Genome Information Analysis

Genome sequences are not merely simple strings, but hidden behind them are real molecules with real structures that hold information about complicated biological mechanisms. ‘Meanings’ are hidden behind the ‘visible’ sequences. Recent research has revealed that genomes are dynamically controlled – for instance there are relations between cell differentiation and the structural change of genome.

 We have been developing software for genome sequence analysis, especially for large amount of data from high-throughput sequencers, in order to extract information based on stochastic framework.


RNA Informatics

Since the discovery of RNA interference and micro RNAs, a number of functional non-coding RNAs have been found. They are transcribed but not translated to proteins, play various roles in cells, not limited to repression of translation.

 We have developed theories and leading software in the field of RNA informatics, such as CentroidFold, one of the most accurate tools for the secondary structures prediction of RNAs( The probability of a specific RNA secondary structure, even if it is the most stable structure, is astronomically small, because RNA structures undergo thermodynamic fluctuation. We are developing various methods to extract useful information from the probability distribution of the RNA secondary structures.

 Recently, it has been shown that the modification of genomic DNA is essential to the regulation of processes such as cell differentiation. The modification plays important role also in RNA. In order to predict the structures of RNAs which include modified bases, we are trying to identify the energy parameters of modified bases by combining MD simulations and melting temperature scaling experiments. The results will be implemented to various analysis tools of RNA secondary structures.

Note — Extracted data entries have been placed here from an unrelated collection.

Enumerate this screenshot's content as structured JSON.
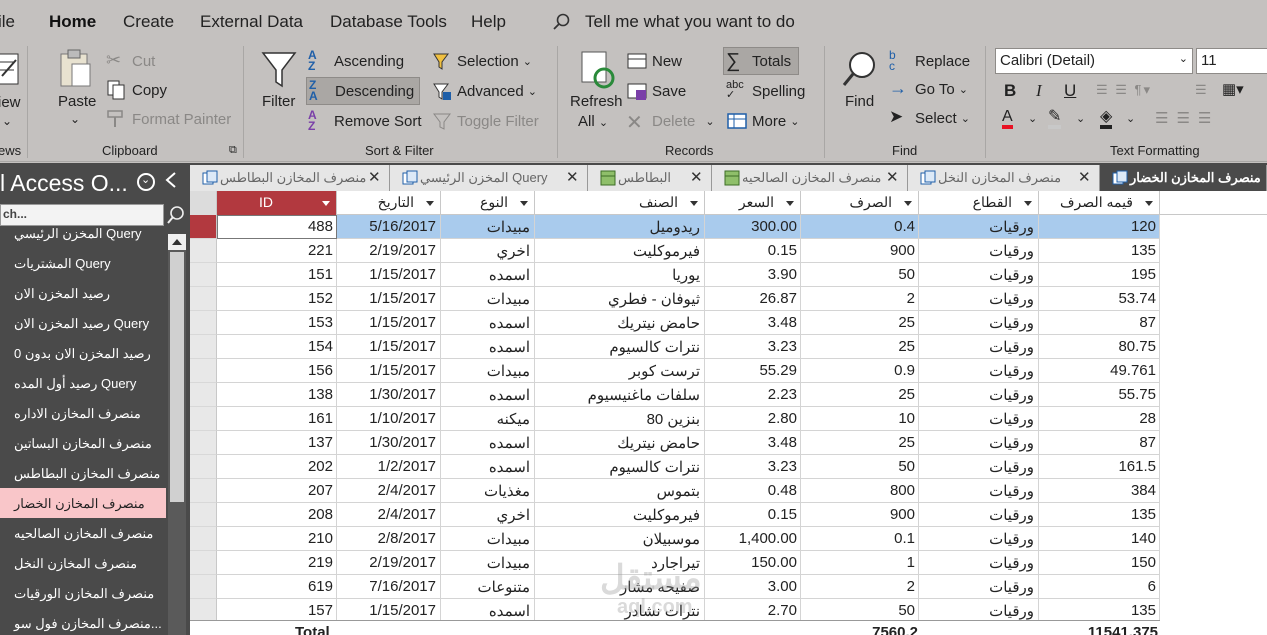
{
  "menu": {
    "items": [
      "ile",
      "Home",
      "Create",
      "External Data",
      "Database Tools",
      "Help"
    ],
    "tell_me": "Tell me what you want to do"
  },
  "ribbon": {
    "views": {
      "view_label": "iew",
      "group": "ews"
    },
    "clipboard": {
      "paste": "Paste",
      "cut": "Cut",
      "copy": "Copy",
      "format_painter": "Format Painter",
      "group": "Clipboard"
    },
    "sort_filter": {
      "filter": "Filter",
      "ascending": "Ascending",
      "descending": "Descending",
      "remove_sort": "Remove Sort",
      "selection": "Selection",
      "advanced": "Advanced",
      "toggle_filter": "Toggle Filter",
      "group": "Sort & Filter"
    },
    "records": {
      "refresh": "Refresh",
      "refresh_all": "All",
      "new": "New",
      "save": "Save",
      "delete": "Delete",
      "totals": "Totals",
      "spelling": "Spelling",
      "more": "More",
      "group": "Records"
    },
    "find": {
      "find": "Find",
      "replace": "Replace",
      "go_to": "Go To",
      "select": "Select",
      "group": "Find"
    },
    "text_formatting": {
      "font": "Calibri (Detail)",
      "size": "11",
      "bold": "B",
      "italic": "I",
      "underline": "U",
      "group": "Text Formatting"
    }
  },
  "nav": {
    "title": "l Access O...",
    "search_text": "ch...",
    "items": [
      "المخزن الرئيسي Query",
      "المشتريات Query",
      "رصيد المخزن الان",
      "رصيد المخزن الان Query",
      "رصيد المخزن الان بدون  0",
      "رصيد أول المده Query",
      "منصرف المخازن الاداره",
      "منصرف المخازن البساتين",
      "منصرف المخازن البطاطس",
      "منصرف المخازن الخضار",
      "منصرف المخازن الصالحيه",
      "منصرف المخازن النخل",
      "منصرف المخازن الورقيات",
      "منصرف المخازن فول سو..."
    ],
    "selected_index": 9
  },
  "tabs": [
    {
      "label": "منصرف المخازن البطاطس",
      "active": false
    },
    {
      "label": "المخزن الرئيسي Query",
      "active": false
    },
    {
      "label": "البطاطس",
      "active": false
    },
    {
      "label": "منصرف المخازن الصالحيه",
      "active": false
    },
    {
      "label": "منصرف المخازن النخل",
      "active": false
    },
    {
      "label": "منصرف المخازن الخضار",
      "active": true
    }
  ],
  "table": {
    "columns": [
      "ID",
      "التاريخ",
      "النوع",
      "الصنف",
      "السعر",
      "الصرف",
      "القطاع",
      "قيمه الصرف"
    ],
    "rows": [
      [
        "488",
        "5/16/2017",
        "مبيدات",
        "ريدوميل",
        "300.00",
        "0.4",
        "ورقيات",
        "120"
      ],
      [
        "221",
        "2/19/2017",
        "اخري",
        "فيرموكليت",
        "0.15",
        "900",
        "ورقيات",
        "135"
      ],
      [
        "151",
        "1/15/2017",
        "اسمده",
        "يوريا",
        "3.90",
        "50",
        "ورقيات",
        "195"
      ],
      [
        "152",
        "1/15/2017",
        "مبيدات",
        "ثيوفان - فطري",
        "26.87",
        "2",
        "ورقيات",
        "53.74"
      ],
      [
        "153",
        "1/15/2017",
        "اسمده",
        "حامض نيتريك",
        "3.48",
        "25",
        "ورقيات",
        "87"
      ],
      [
        "154",
        "1/15/2017",
        "اسمده",
        "نترات كالسيوم",
        "3.23",
        "25",
        "ورقيات",
        "80.75"
      ],
      [
        "156",
        "1/15/2017",
        "مبيدات",
        "ترست كوبر",
        "55.29",
        "0.9",
        "ورقيات",
        "49.761"
      ],
      [
        "138",
        "1/30/2017",
        "اسمده",
        "سلفات ماغنيسيوم",
        "2.23",
        "25",
        "ورقيات",
        "55.75"
      ],
      [
        "161",
        "1/10/2017",
        "ميكنه",
        "بنزين 80",
        "2.80",
        "10",
        "ورقيات",
        "28"
      ],
      [
        "137",
        "1/30/2017",
        "اسمده",
        "حامض نيتريك",
        "3.48",
        "25",
        "ورقيات",
        "87"
      ],
      [
        "202",
        "1/2/2017",
        "اسمده",
        "نترات كالسيوم",
        "3.23",
        "50",
        "ورقيات",
        "161.5"
      ],
      [
        "207",
        "2/4/2017",
        "مغذيات",
        "بتموس",
        "0.48",
        "800",
        "ورقيات",
        "384"
      ],
      [
        "208",
        "2/4/2017",
        "اخري",
        "فيرموكليت",
        "0.15",
        "900",
        "ورقيات",
        "135"
      ],
      [
        "210",
        "2/8/2017",
        "مبيدات",
        "موسبيلان",
        "1,400.00",
        "0.1",
        "ورقيات",
        "140"
      ],
      [
        "219",
        "2/19/2017",
        "مبيدات",
        "تيراجارد",
        "150.00",
        "1",
        "ورقيات",
        "150"
      ],
      [
        "619",
        "7/16/2017",
        "متنوعات",
        "صفيحه مشار",
        "3.00",
        "2",
        "ورقيات",
        "6"
      ],
      [
        "157",
        "1/15/2017",
        "اسمده",
        "نترات نشادر",
        "2.70",
        "50",
        "ورقيات",
        "135"
      ]
    ],
    "selected_row": 0,
    "total": {
      "label": "Total",
      "sarf": "7560.2",
      "value": "11541.375"
    }
  },
  "watermark": {
    "line1": "مستقل",
    "line2": "aql.com"
  },
  "colors": {
    "accent": "#b2393f",
    "selection": "#a9cbed",
    "nav_bg": "#4a4a4a",
    "ribbon_bg": "#c4c1bf"
  }
}
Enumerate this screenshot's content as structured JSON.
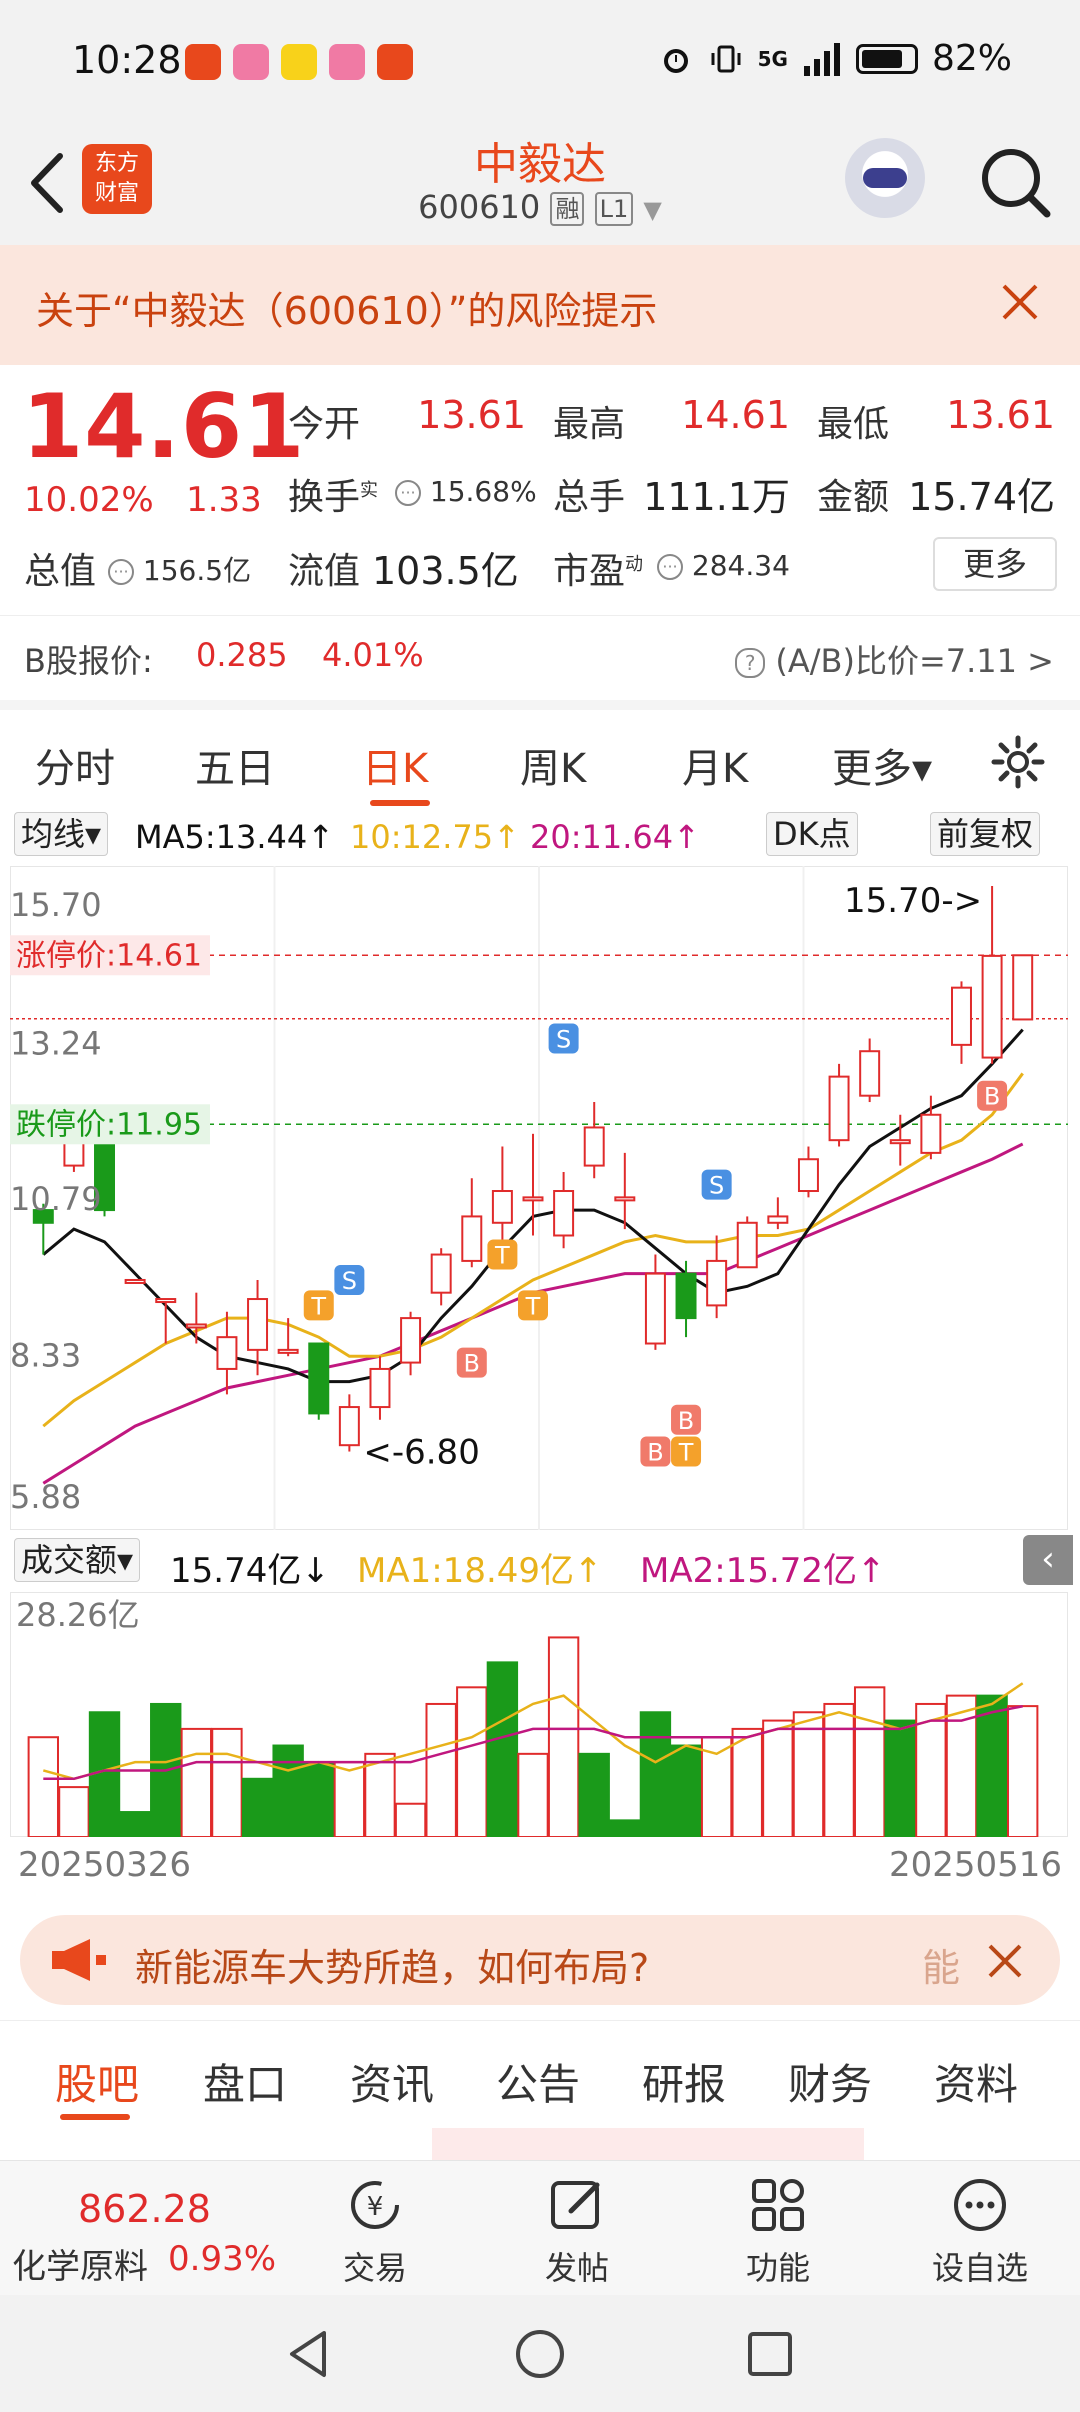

Biological Sequence Design

We are studying the design of genome sequences for efficient production of target materials by micro-organisms. We have designed clusters of genes of anti-body in the AMED project. In the NEDO project, we are trying to optimize the DNA sequence for efficient production by machine learning, based on a large number of combinations of DNA sequences experimentally produced. In such a design, the efficiency of the translation of mRNA as well as that of transcription, should be optimized to improve productivity. This area has an abundance of wide-ranging research subjects, such as the relationship between the efficiency of translation and the structure of mRNAs.


Privacy Preserving Calculations

From large amount of data, including DNA sequences of personal genomes, we expect that valuable information can be extracted using AI technologies such as machine learning. Recently privacy data mining technologies, which safely process sensitive data in the encrypted form, have become important. In CREST project, we develop a general framework of delegate calculation that enables easy implementation of various privacy preserving services.